Confirmación días después de una plaza. Compra del billete a
Bruselas con la compañía de autobuses Eurolines, que tenía
comunicaciones por toda Europa y Marruecos a precios bastante
asequibles, tanto más si se adquiría el billete con tiempo.
París-Bruselas, 28€ ida y vuelta. No estaba mal. En Bruselas
dormiría en casa de mi primo Curro, así que el fin de semana en
principio no se salía del presupuesto.
El
jueves 9 de febrero llegué a la estación de autocares de Eurolines,
sita en Porte Bagnolet, en la periferia este de París. Tenía
prevista la compañía la salida del bus para las 14:30, pero a esa
hora ahí no había nada con ruedas con destino a Bruselas. Tras una
hora de retraso y de indignación entre los futuros pasajeros, que se
hacía más intensa debido al frío que reinaba en la estación, pues
no había calefacción y estábamos en París a cinco grados bajo
cero, se dio por megafonía la no buena nueva de que el autobús
venía con un retraso de 3 horas. Es decir, que aún restaban dos
horas de espera. Pueden imaginarse la expresión que se dibujó en
cuestión de segundos en todos los rostros entumecidos por el frío.
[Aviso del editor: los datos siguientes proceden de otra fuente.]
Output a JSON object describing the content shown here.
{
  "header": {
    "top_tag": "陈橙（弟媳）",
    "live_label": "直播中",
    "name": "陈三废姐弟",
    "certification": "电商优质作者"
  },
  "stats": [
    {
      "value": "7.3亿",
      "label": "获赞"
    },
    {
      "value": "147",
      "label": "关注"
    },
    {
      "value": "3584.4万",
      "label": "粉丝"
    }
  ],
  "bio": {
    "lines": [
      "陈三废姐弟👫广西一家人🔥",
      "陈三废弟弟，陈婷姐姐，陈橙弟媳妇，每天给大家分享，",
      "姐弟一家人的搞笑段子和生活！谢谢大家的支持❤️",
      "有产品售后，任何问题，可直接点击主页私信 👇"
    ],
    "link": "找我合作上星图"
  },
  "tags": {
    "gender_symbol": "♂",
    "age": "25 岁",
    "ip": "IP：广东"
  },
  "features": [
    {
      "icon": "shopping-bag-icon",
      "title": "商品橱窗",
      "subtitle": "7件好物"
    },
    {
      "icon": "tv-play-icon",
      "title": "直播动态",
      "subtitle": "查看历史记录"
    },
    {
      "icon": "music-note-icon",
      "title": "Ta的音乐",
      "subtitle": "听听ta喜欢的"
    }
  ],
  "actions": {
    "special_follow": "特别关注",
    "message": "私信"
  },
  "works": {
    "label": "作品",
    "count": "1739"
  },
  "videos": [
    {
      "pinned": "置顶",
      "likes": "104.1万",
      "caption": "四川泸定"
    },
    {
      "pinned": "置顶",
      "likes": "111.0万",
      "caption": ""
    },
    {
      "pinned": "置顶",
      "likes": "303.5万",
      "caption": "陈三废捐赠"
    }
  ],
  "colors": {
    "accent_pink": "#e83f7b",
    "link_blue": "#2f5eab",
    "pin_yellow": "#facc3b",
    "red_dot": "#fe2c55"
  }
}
Ante la desbordante situación que tenían en la chepa, los de la
citada compañía tuvieron la lógica y práctica idea de meternos a
todos en un bus que saldría en 15 minutos para Alemania, y que
durante el trayecto haría escala en Bruselas, pues ese bus apenas
iba lleno, y para la capital europea tampoco íbamos muchos, así que
todos cupimos. Poco a poco, gracias a la improvisada solución y al
calor del vehículo, fuimos los pasajeros olvidando la desagradable
situación que hubiera supuesto esperar dos horas más a menos cinco
bajo cero, solución que actuó incluso como amnésico, pues, por lo
menos en mi caso, fui quitándole hierro a esa hora de injustificada
(y no sabemos si justificable) espera.
El
bus salió finalmente, y en las tres horas cuarenta y cinco
previstos, minutos arriba, minutos abajo, llegamos a nuestro
destino: la estación ferroviaria de Bruxelles-Midi, la más grande
de la ciudad. A pesar de encontrarse a tan sólo 300 km al noreste de
París, en Bruselas las temperaturas eran mucho más bajas. A esa
hora, las 20, estábamos a menos 8 grados, que se hacían mucho más
acusados gracias a la gélida brisa siberiana que soplaba, que,
además de congelar los alivios de los ebrios, disfrazaba esos menos
8 en menos 13. Nada más bajarme del bus, en una parada al lado de la
estación de trenes, me metí en ésta para sacar mi plano de la
maleta y comprobar el camino a seguir hasta la casa de mi primo,
trazado en París esa misma mañana con la inestimable ayuda de
google maps. Sobre el mapa el trayecto no parecía largo. Calculé
unos 20-25 minutos a pie sin imprevistos, a paso de legionario.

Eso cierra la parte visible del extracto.